If we trained a pricing model on Genpro's historical loads and market signals together with DAT (treating DAT as one input among many, not the answer), we could (1) clean DAT's noise on the lanes it covered, (2) infer prices on the lanes it didn't, and (3) flag the lanes where our confidence was too low to quote at all.

That same model then powers three surfaces from one source of truth: the quoting UI brokers use, the GTM targeting view sales uses, and the market view capacity uses. Three teams, one set of numbers.

Implementation

Led the build end-to-end with a third-party engineering team.

I owned the spec, the data model, and the broker workflow integration. The third-party engineering team I led owned the React frontend and the Python ML service implementation.
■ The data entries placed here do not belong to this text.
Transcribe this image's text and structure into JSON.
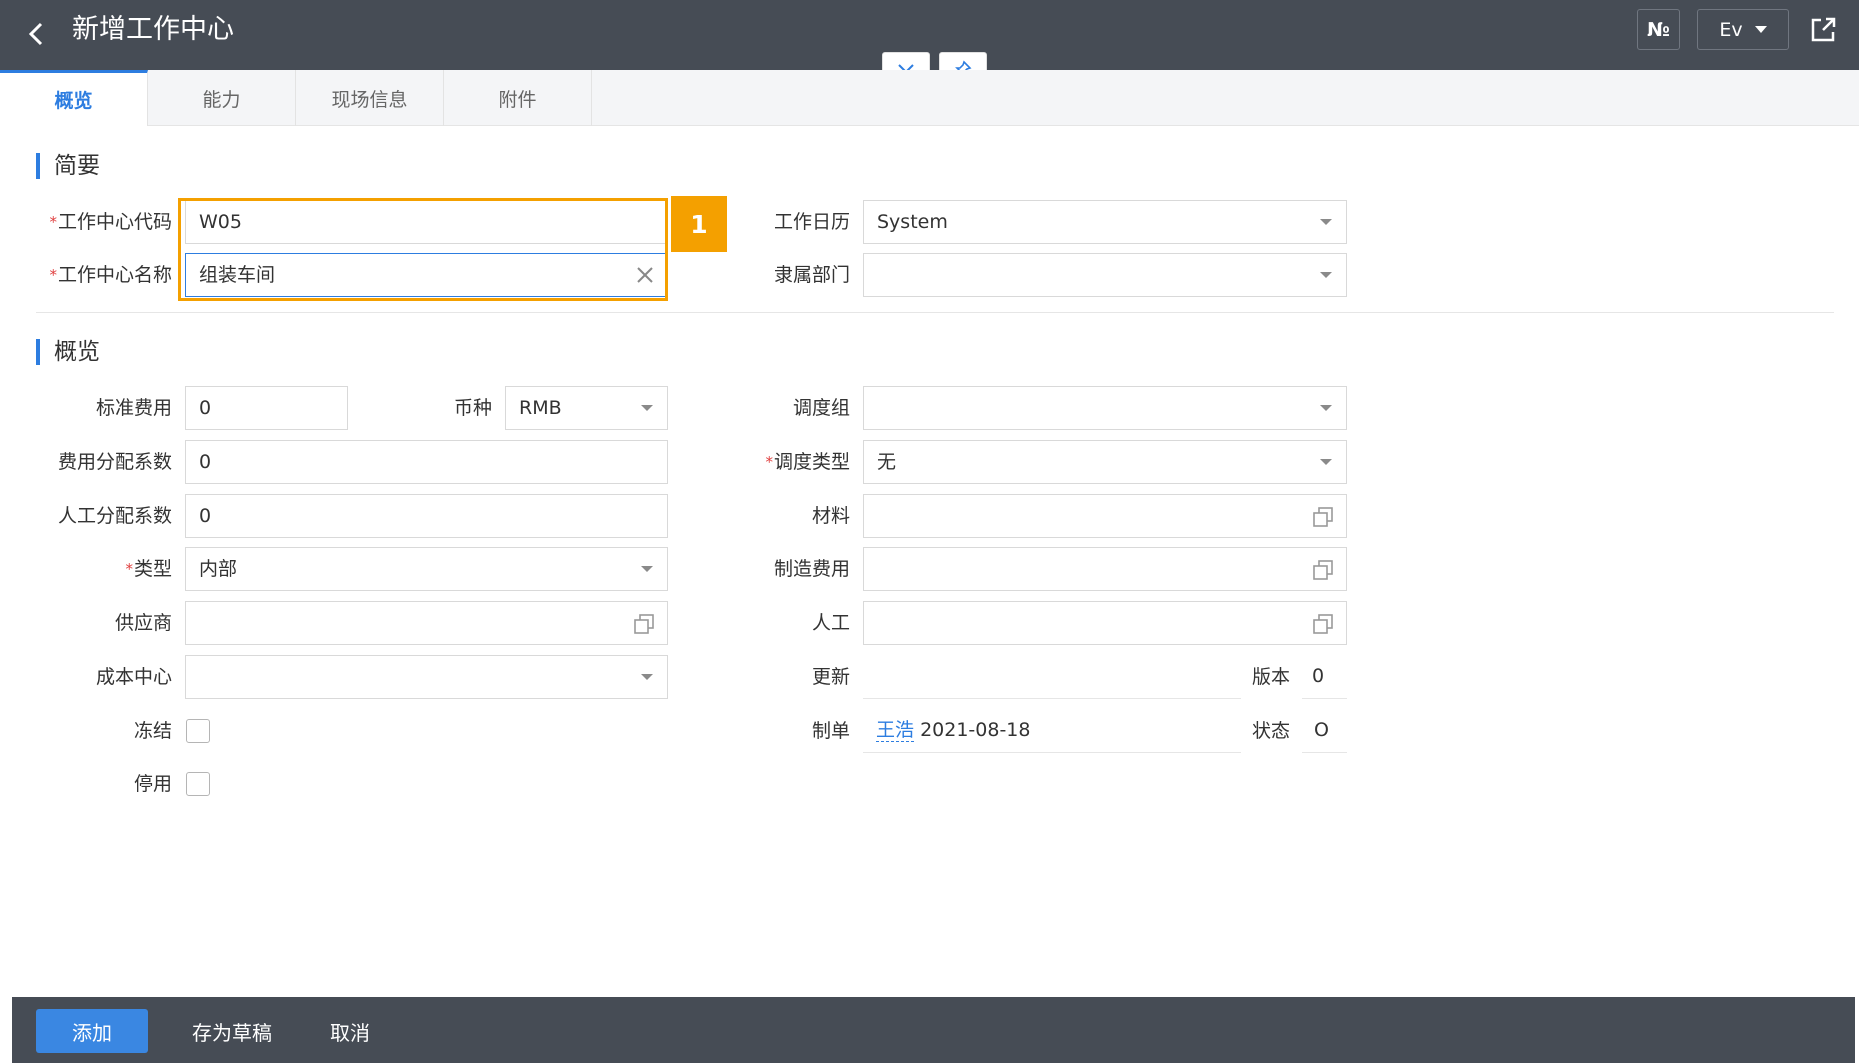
{
  "header": {
    "title": "新增工作中心",
    "no_label": "№",
    "lang_label": "Ev"
  },
  "tabs": [
    {
      "label": "概览",
      "active": true
    },
    {
      "label": "能力",
      "active": false
    },
    {
      "label": "现场信息",
      "active": false
    },
    {
      "label": "附件",
      "active": false
    }
  ],
  "summary": {
    "title": "简要",
    "code_label": "工作中心代码",
    "code_value": "W05",
    "name_label": "工作中心名称",
    "name_value": "组装车间",
    "calendar_label": "工作日历",
    "calendar_value": "System",
    "dept_label": "隶属部门",
    "dept_value": "",
    "badge": "1"
  },
  "overview": {
    "title": "概览",
    "std_cost_label": "标准费用",
    "std_cost_value": "0",
    "currency_label": "币种",
    "currency_value": "RMB",
    "cost_factor_label": "费用分配系数",
    "cost_factor_value": "0",
    "labor_factor_label": "人工分配系数",
    "labor_factor_value": "0",
    "type_label": "类型",
    "type_value": "内部",
    "supplier_label": "供应商",
    "supplier_value": "",
    "cost_center_label": "成本中心",
    "cost_center_value": "",
    "freeze_label": "冻结",
    "disable_label": "停用",
    "dispatch_group_label": "调度组",
    "dispatch_group_value": "",
    "dispatch_type_label": "调度类型",
    "dispatch_type_value": "无",
    "material_label": "材料",
    "mfg_cost_label": "制造费用",
    "labor_label": "人工",
    "update_label": "更新",
    "update_value": "",
    "version_label": "版本",
    "version_value": "0",
    "creator_label": "制单",
    "creator_name": "王浩",
    "creator_date": "2021-08-18",
    "status_label": "状态",
    "status_value": "O"
  },
  "footer": {
    "add_label": "添加",
    "draft_label": "存为草稿",
    "cancel_label": "取消"
  },
  "colors": {
    "header_bg": "#464c55",
    "accent": "#2d7de0",
    "highlight": "#f4a000",
    "required": "#e04040"
  }
}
We standardized on scikit-learn and XGBoost for the core pricing models, BigQuery as the system of record, and a thin API layer so retraining never blocks quote-time serving.

On the data side, the work was building the lane network: mapping every active and adjacent lane, attaching DAT, internal load history, and market signals to each, and producing a continuous price surface where lanes that DAT covered well, lanes it covered sparsely, and lanes it didn't cover at all all came out with the same shape of answer.

The hardest part wasn't the model. It was making the outputs trustworthy. Every recommended price gets an explainability trail a broker can push back on, every low-confidence lane is flagged before it gets quoted (downside protection), and every aggregate reconciles against finance's monthly numbers.

Network mapping for pricing: model output projected across the active and adjacent lane network. Where DAT is reliable, where it isn't, and where we have enough internal signal to price anyway.

The CCM tool in action: the in-product UI brokers and pricing analysts use to interact with the model, configure lane rules, and review recommendations.

Results

From spreadsheet pricing to a system the GTM org runs on.

The platform is the default surface for lane pricing at Genpro and is wired directly into daily GTM market-targeting decisions. Sales, capacity, and pricing are working off the same numbers for the first time, and the broker desk is no longer exposed to whichever way the DAT peer noise leaned that week.

Just as important, the underlying warehouse, models, and serving layer are now the substrate the next set of internal ML projects sit on. Not a one-off.